Improvements demonstrating Mhire’s unique style and propensity for perfectionism have included multiple upgrades for the Zen-like gardens he designed, and the addition of a new studio dramatized by walls of glass.
Harnessing elements of modernity, Mhire replicated the idea in the main house. He opened up interior spaces by replacing numerous, adjoining windows with energy-efficient, impact-resistant annealed glass. Views of his beloved gardens were essential to the design.
Another transformation occurred in September, when the guest house was converted into a chic Airbnb rental with midcentury modern elements.
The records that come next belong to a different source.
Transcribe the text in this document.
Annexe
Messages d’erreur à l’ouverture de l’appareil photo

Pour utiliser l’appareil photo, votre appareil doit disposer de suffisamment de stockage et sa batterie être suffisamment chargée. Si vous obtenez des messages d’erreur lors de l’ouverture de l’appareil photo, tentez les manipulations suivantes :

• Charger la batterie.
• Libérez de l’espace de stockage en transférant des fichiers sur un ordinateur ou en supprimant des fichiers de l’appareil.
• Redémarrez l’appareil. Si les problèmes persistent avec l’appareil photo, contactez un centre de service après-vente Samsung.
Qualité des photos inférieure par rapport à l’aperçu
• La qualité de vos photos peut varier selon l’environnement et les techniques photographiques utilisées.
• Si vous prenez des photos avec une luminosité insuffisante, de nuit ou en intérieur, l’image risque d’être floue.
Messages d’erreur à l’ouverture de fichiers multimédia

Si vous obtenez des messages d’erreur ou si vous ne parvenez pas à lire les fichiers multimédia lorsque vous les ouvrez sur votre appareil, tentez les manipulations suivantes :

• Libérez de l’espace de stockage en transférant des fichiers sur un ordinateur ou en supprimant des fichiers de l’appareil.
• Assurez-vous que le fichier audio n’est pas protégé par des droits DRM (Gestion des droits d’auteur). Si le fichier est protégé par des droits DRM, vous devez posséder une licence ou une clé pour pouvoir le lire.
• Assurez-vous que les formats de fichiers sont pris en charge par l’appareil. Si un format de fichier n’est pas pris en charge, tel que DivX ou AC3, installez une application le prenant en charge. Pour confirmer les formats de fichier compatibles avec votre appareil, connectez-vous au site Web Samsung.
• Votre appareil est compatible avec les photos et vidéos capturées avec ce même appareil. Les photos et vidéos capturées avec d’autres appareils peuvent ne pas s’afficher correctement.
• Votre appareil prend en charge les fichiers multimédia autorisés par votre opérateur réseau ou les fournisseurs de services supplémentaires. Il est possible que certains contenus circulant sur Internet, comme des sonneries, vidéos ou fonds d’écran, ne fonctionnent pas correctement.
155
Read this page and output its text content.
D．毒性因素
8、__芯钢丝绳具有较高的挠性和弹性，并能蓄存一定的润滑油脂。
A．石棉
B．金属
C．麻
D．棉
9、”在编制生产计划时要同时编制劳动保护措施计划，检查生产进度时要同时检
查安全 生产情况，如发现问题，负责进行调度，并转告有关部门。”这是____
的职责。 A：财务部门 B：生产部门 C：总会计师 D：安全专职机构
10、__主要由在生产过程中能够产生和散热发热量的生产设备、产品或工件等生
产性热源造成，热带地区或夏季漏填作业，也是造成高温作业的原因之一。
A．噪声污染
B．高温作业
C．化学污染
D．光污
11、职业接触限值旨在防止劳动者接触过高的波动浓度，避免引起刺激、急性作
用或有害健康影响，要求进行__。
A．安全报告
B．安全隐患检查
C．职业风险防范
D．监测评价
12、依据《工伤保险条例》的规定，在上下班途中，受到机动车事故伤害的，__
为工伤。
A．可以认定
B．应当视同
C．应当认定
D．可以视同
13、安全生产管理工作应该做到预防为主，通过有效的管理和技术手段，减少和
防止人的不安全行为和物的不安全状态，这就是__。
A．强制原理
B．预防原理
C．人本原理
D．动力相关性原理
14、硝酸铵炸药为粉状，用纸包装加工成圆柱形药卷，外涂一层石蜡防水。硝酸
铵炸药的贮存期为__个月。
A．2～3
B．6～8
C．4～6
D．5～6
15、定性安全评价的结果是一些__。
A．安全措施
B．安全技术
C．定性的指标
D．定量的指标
Mhire’s style is characterized by the clean simplicity of sun-flooded rooms, his collection of significant midcentury pieces that spark conversation, and the strategic placement of vibrant paintings, prints and photographs gleaned from prior exhibits, including his 2017 “Beauty in the Beast” solo exhibition of 65 digital archival prints.
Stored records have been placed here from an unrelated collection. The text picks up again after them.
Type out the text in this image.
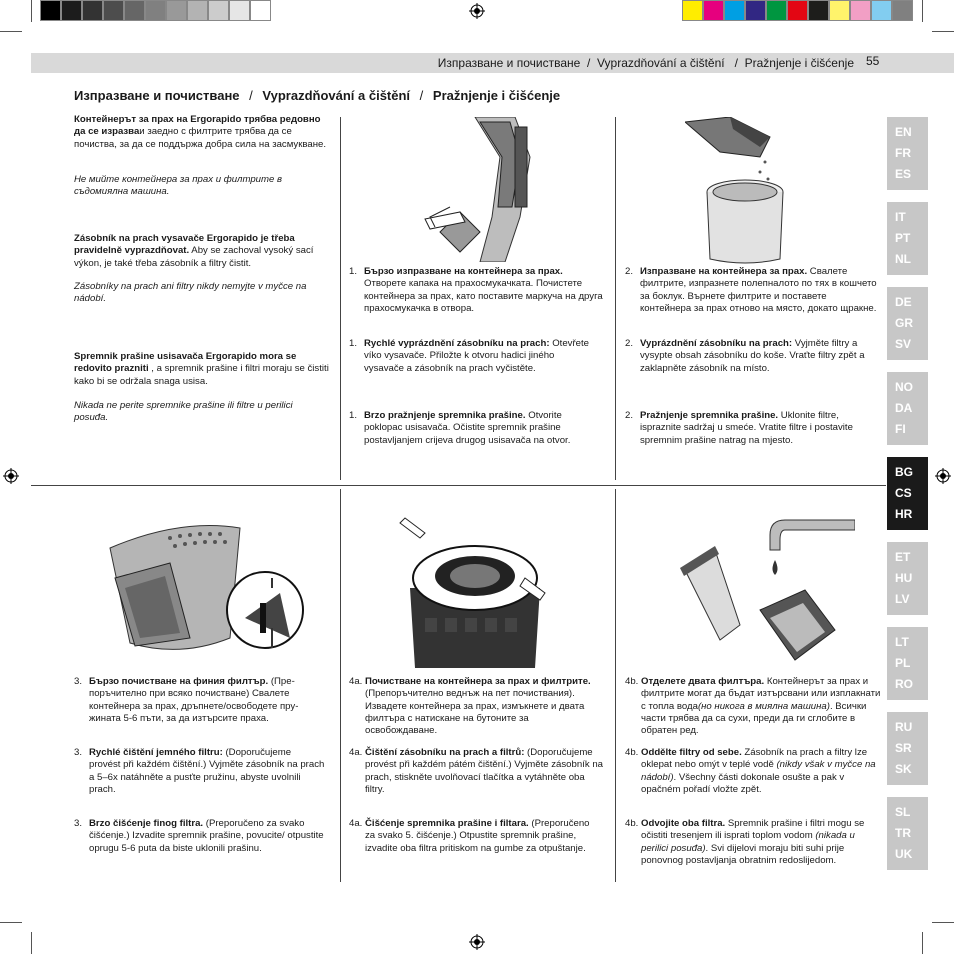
Изпразване и почистване  /  Vyprazdňování a čištění   /  Pražnjenje i čišćenje 55
Изпразване и почистване / Vyprazdňování a čištění / Pražnjenje i čišćenje
Контейнерът за прах на Ergorapido трябва редовно да се изразваи заедно с филтрите трябва да се почиства, за да се поддържа добра сила на засмукване.
Не мийте контейнера за прах и филтрите в съдомиялна машина.
Zásobník na prach vysavače Ergorapido je třeba pravidelně vyprazdňovat. Aby se zachoval vysoký sací výkon, je také třeba zásobník a filtry čistit.
Zásobníky na prach ani filtry nikdy nemyjte v myčce na nádobí.
Spremnik prašine usisavača Ergorapido mora se redovito prazniti , a spremnik prašine i filtri moraju se čistiti kako bi se održala snaga usisa.
Nikada ne perite spremnike prašine ili filtre u perilici posuđa.
1. Бързо изпразване на контейнера за прах. Отворете капака на прахосмукачката. Почистете контейнера за прах, като поставите маркуча на друга прахосмукачка в отвора.
1. Rychlé vyprázdnění zásobníku na prach: Otevřete víko vysavače. Přiložte k otvoru hadici jiného vysavače a zásobník na prach vyčistěte.
1. Brzo pražnjenje spremnika prašine. Otvorite poklopac usisavača. Očistite spremnik prašine postavljanjem crijeva drugog usisavača na otvor.
2. Изпразване на контейнера за прах. Свалете филтрите, изпразнете полепналото по тях в кошчето за боклук. Върнете филтрите и поставете контейнера за прах отново на място, докато щракне.
2. Vyprázdnění zásobníku na prach: Vyjměte filtry a vysypte obsah zásobníku do koše. Vraťte filtry zpět a zaklapněte zásobník na místo.
2. Pražnjenje spremnika prašine. Uklonite filtre, ispraznite sadržaj u smeće. Vratite filtre i postavite spremnim prašine natrag na mjesto.
3. Бързо почистване на финия филтър. (Пре-поръчително при всяко почистване) Свалете контейнера за прах, дръпнете/освободете пру-жината 5-6 пъти, за да изтърсите праха.
3. Rychlé čištění jemného filtru: (Doporučujeme provést při každém čištění.) Vyjměte zásobník na prach a 5–6x natáhněte a pusťte pružinu, abyste uvolnili prach.
3. Brzo čišćenje finog filtra. (Preporučeno za svako čišćenje.) Izvadite spremnik prašine, povucite/ otpustite oprugu 5-6 puta da biste uklonili prašinu.
4a. Почистване на контейнера за прах и филтрите. (Препоръчително веднъж на пет почиствания). Извадете контейнера за прах, измъкнете и двата филтъра с натискане на бутоните за освобождаване.
4a. Čištění zásobníku na prach a filtrů: (Doporučujeme provést při každém pátém čištění.) Vyjměte zásobník na prach, stiskněte uvolňovací tlačítka a vytáhněte oba filtry.
4a. Čišćenje spremnika prašine i filtara. (Preporučeno za svako 5. čišćenje.) Otpustite spremnik prašine, izvadite oba filtra pritiskom na gumbe za otpuštanje.
4b. Отделете двата филтъра. Контейнерът за прах и филтрите могат да бъдат изтърсвани или изплакнати с топла вода(но никога в миялна машина). Всички части трябва да са сухи, преди да ги сглобите в обратен ред.
4b. Oddělte filtry od sebe. Zásobník na prach a filtry lze oklepat nebo omýt v teplé vodě (nikdy však v myčce na nádobí). Všechny části dokonale osušte a pak v opačném pořadí vložte zpět.
4b. Odvojite oba filtra. Spremnik prašine i filtri mogu se očistiti tresenjem ili isprati toplom vodom (nikada u perilici posuđa). Svi dijelovi moraju biti suhi prije ponovnog postavljanja obratnim redoslijedom.
EN
FR
ES
IT
PT
NL
DE
GR
SV
NO
DA
FI
BG
CS
HR
ET
HU
LV
LT
PL
RO
RU
SR
SK
SL
TR
UK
“The exhibition expressed my renewed interest in photography as a medium,” he says. “My current body of work is based upon photographs I took one year ago, on my way to the Tashcen bookstore on the rue de Buci in the 6th arrondissement of Paris.”
In conjunction with the solo exhibition, Mhire was honored by ULL with a Lifetime Achievement Award. The former art professor is the founding director of the Paul and Lula Hilliard University Art Museum, where he curated more than 200 exhibitions. The Hilliard was Lafayette’s first professionally designed art museum. Mhire’s architectural collaboration brought national design awards.
A bilingual pioneer of the arts, he is the founding president of Festival International de Louisiane, and frequently travels to Europe as a tour guide.
“In January, 1985, I presented an exhibition of narrative paintings on glass from Senegal, West Africa,” says Mhire. “To complement the exhibition, Senegalese musicians traveled to Lafayette to perform their traditional music. In the summer, I traveled to Amman, Jordan where I worked on an international traveling exhibition. Returning to Lafayette, I visited museums and attended concerts in Amsterdam and New York. The overall culmination was so powerful that in August, I had an idea to organize an annual visual and performing arts festival in Lafayette.”
Mhire’s beloved festival, now considered the largest free outdoor Francophone arts fest in the world, will be held April 25-29 in downtown Lafayette. More than 300,000 patrons are expected to attend.
In April, he will lead a group of travelers on a voyage to Paris, St. Petersburg and Moscow to explore the grand museums, concert halls, gardens and architectural treasures. The tour culminates with a cruise along Russia’s legendary Volga River.